Sede vacante

Benedykt XVI przechodzi do historii jako wielki papież. Nie dlatego wielki, że z urzędu ustąpił. Ustąpił dlatego, że jest wielki. A z tego, co zostawia, Kościół i my wszyscy długo jeszcze będziemy z wdzięcznością czerpać.

11.02.2013

Czyta się kilka minut

 /
/

Benedykt XVI wejdzie do historii jako papież, który ustąpił z urzędu, bo uznał, „że z powodu podeszłego wieku jego siły nie są już wystarczające, aby w sposób należyty sprawować posługę Piotrową”. Chociaż i tak już wszedł do historii jako jeden z najwybitniejszych teologów swego czasu, prefekt Kongregacji Nauki Wiary, papież-teolog, wspaniały nauczyciel wiary i ten, który skutecznie stawił czoło dramatycznej hańbie pedofilii wśród kleru.

Jego decyzja ustąpienia z urzędu jest wydarzeniem bez precedensu, przełomowym. Dawne abdykacje papieży miały całkowicie inny kontekst, inne motywacje. Benedykt XVI podjął decyzję, którą przecież rozważali jego poprzednicy, ale żaden z nich jej nie podjął. Mówiło się o wahaniach Pawła VI, kiedy odnowił bazylikę przechowującą szczątki św. Celestyna V w Aquila, papieża, który abdykował w 1294 r.


Podobną ewentualność rozważał też Jan Paweł II, do czego zresztą Benedykt wyraźnie nawiązuje w swoim oświadczeniu: „Jestem w pełni świadom, że ta posługa, w jej duchowej istocie, powinna być spełniana nie tylko przez czyny i słowa, ale w nie mniejszym stopniu także przez cierpienie i modlitwę”. Jednak wyraźnie daje do zrozumienia, że w tym nie zamierza naśladować swego poprzednika. Wyjaśnia: „aby kierować łodzią św. Piotra i głosić Ewangelię w dzisiejszym świecie, podlegającym szybkim przemianom i wzburzanym przez kwestie o wielkim znaczeniu dla życia wiary, niezbędna jest siła zarówno ciała, jak i ducha, która w ostatnich miesiącach osłabła we mnie na tyle, że muszę uznać moją niezdolność do dobrego wykonywania powierzonej mi posługi”.
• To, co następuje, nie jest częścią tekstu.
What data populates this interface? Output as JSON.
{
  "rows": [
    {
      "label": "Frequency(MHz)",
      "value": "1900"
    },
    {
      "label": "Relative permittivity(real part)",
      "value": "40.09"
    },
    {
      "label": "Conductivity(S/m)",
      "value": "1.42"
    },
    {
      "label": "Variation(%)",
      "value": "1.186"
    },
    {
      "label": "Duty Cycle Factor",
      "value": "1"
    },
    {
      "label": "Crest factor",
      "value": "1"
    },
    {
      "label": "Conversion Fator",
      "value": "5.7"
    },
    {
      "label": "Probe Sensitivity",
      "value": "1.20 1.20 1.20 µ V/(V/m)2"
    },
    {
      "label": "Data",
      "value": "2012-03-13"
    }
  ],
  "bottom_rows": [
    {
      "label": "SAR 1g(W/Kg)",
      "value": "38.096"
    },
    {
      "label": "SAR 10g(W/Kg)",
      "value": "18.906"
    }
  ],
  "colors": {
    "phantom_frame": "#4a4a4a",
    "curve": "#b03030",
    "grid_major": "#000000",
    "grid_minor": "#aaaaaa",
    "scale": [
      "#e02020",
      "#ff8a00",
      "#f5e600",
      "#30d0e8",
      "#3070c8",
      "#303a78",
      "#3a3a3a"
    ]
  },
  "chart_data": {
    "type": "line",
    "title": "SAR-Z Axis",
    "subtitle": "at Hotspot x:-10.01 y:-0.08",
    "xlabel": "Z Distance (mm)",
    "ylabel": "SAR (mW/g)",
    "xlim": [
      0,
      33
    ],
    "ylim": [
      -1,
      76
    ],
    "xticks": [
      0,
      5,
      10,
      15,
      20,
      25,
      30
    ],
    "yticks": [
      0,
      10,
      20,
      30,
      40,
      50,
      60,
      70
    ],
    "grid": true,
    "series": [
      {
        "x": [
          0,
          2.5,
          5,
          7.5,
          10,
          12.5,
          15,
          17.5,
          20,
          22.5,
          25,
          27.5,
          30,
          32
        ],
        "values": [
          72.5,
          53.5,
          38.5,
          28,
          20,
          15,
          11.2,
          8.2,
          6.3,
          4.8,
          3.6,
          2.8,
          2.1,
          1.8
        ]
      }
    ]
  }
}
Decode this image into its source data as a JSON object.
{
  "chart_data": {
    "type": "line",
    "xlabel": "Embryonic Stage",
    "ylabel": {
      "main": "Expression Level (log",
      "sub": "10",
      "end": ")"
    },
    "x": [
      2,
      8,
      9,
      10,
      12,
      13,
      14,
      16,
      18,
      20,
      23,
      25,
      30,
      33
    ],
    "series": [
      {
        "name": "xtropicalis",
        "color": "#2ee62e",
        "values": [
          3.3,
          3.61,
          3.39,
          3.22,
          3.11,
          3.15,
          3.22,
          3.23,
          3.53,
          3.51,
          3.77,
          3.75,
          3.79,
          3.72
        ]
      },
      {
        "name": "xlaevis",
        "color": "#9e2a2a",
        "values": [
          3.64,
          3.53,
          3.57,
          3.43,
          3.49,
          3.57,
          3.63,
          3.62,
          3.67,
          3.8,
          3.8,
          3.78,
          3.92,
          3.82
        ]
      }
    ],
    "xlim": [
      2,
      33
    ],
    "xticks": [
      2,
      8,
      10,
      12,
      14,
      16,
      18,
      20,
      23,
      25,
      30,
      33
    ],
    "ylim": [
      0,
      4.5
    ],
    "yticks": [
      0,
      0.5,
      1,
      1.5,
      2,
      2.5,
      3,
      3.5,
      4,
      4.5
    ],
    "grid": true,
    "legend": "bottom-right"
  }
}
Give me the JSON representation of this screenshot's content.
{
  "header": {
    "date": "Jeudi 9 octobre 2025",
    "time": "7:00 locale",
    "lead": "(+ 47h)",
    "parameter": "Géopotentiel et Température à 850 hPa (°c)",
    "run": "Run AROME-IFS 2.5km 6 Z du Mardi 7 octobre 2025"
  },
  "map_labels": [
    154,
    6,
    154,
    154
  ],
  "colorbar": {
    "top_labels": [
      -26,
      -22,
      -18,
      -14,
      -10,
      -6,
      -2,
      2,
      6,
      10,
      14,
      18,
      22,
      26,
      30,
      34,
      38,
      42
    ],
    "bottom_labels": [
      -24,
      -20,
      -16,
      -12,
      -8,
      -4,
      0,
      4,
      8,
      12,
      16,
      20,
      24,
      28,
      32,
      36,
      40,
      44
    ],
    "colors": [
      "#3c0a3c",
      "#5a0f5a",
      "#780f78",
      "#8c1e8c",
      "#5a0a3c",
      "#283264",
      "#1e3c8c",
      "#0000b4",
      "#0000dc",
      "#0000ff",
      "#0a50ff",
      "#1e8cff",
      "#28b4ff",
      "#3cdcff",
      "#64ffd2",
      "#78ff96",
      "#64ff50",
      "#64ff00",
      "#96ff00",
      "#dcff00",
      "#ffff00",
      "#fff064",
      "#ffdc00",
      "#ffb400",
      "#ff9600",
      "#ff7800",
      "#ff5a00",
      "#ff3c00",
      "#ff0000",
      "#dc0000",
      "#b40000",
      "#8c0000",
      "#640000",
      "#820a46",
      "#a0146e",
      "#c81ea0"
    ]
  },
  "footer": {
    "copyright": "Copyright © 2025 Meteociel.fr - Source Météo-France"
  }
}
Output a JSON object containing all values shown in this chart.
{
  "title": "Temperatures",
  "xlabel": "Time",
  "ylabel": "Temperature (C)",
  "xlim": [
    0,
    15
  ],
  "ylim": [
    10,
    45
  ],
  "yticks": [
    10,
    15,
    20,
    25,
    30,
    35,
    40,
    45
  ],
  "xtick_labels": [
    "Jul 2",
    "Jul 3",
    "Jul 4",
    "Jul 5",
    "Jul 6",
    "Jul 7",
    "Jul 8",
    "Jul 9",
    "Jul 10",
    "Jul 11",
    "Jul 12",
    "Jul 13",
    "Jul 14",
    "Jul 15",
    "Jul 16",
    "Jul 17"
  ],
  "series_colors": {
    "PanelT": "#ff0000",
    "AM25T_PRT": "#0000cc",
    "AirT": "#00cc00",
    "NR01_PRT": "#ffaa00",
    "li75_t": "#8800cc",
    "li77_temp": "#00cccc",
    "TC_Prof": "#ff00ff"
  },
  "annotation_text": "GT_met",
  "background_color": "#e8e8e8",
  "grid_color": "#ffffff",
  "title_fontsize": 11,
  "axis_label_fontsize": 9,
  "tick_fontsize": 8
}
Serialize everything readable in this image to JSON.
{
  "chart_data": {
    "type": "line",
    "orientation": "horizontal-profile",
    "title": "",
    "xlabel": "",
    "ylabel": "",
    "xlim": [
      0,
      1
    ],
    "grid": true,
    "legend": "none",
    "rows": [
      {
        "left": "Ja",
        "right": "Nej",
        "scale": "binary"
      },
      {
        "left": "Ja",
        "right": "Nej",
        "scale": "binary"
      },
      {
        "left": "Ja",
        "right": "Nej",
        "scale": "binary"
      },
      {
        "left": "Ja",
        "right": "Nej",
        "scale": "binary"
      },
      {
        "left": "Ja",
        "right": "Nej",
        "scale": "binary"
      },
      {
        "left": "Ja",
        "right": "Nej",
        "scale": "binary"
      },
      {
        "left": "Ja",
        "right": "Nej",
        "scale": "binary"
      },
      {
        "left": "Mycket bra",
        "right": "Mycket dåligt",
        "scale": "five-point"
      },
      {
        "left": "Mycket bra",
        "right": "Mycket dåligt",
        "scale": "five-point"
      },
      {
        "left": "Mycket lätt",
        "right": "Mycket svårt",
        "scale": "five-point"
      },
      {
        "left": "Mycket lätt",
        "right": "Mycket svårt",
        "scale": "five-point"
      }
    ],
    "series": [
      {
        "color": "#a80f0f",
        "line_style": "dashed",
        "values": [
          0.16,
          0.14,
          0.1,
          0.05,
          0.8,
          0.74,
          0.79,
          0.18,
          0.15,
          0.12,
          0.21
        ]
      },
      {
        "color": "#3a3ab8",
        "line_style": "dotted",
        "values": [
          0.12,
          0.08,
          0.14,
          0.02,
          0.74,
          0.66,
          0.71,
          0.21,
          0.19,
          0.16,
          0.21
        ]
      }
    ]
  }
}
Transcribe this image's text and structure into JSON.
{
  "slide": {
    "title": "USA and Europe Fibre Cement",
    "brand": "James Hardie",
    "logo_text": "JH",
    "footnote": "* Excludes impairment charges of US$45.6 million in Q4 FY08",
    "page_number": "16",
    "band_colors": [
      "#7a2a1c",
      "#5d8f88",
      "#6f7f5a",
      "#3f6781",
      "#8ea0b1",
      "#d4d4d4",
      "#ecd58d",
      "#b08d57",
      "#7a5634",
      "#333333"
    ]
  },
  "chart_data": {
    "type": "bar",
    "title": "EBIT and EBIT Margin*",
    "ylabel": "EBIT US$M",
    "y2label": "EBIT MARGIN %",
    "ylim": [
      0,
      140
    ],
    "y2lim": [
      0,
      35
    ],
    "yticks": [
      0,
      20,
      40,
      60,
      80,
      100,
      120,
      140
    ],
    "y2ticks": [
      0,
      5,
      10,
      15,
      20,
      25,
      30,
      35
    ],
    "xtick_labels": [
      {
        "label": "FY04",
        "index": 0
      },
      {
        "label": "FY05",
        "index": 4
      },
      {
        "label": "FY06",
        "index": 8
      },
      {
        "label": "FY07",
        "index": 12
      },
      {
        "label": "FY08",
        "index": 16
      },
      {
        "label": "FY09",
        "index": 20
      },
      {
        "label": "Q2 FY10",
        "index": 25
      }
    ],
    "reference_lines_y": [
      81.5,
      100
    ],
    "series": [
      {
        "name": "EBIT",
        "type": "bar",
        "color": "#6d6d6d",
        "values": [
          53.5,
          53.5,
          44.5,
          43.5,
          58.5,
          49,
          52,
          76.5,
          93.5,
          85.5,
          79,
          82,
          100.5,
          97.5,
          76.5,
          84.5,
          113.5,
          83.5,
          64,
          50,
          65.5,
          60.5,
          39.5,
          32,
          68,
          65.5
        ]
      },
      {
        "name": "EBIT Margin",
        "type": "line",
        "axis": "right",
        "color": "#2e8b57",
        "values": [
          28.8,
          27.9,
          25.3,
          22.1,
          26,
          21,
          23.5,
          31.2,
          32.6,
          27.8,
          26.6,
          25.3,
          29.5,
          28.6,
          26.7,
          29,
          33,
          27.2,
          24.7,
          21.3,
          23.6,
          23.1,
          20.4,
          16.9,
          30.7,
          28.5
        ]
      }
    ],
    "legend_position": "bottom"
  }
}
Benedykt XVI stwarza precedens, otwiera drogę dla następców. To gest wielkiej odwagi, naruszenie odwiecznej, mimo nielicznych wyjątków, kościelnej praktyki, bez wyjątków funkcjonującej od siedmiu stuleci.

Jan Paweł II swoją decyzję wytrwania do końca tak uzasadnił w testamencie pisanym w 2000 r. podczas rekolekcji wielkopostnych: „Z wyroków Opatrzności dane mi było żyć w tym trudnym stuleciu, które odchodzi do przeszłości, a w roku, w którym wiek mego życia dosięga lat osiemdziesięciu, należy pytać, czy nie czas powtórzyć za biblijnym Symeonem Nunc dimittis? (...) Ufam, że On Sam pozwoli mi rozpoznać, dokąd mam pełnić posługę, do której mnie wezwał w dniu 16 października 1978. Proszę Go, ażeby raczył mnie odwołać wówczas, kiedy Sam zechce. »W życiu i śmierci do Pana należymy... Pańscy jesteśmy«. Ufam też, że dokąd dane mi będzie spełniać Piotrową posługę w Kościele, Miłosierdzie Boże zechce użyczać mi sił do tej posługi nieodzownych”.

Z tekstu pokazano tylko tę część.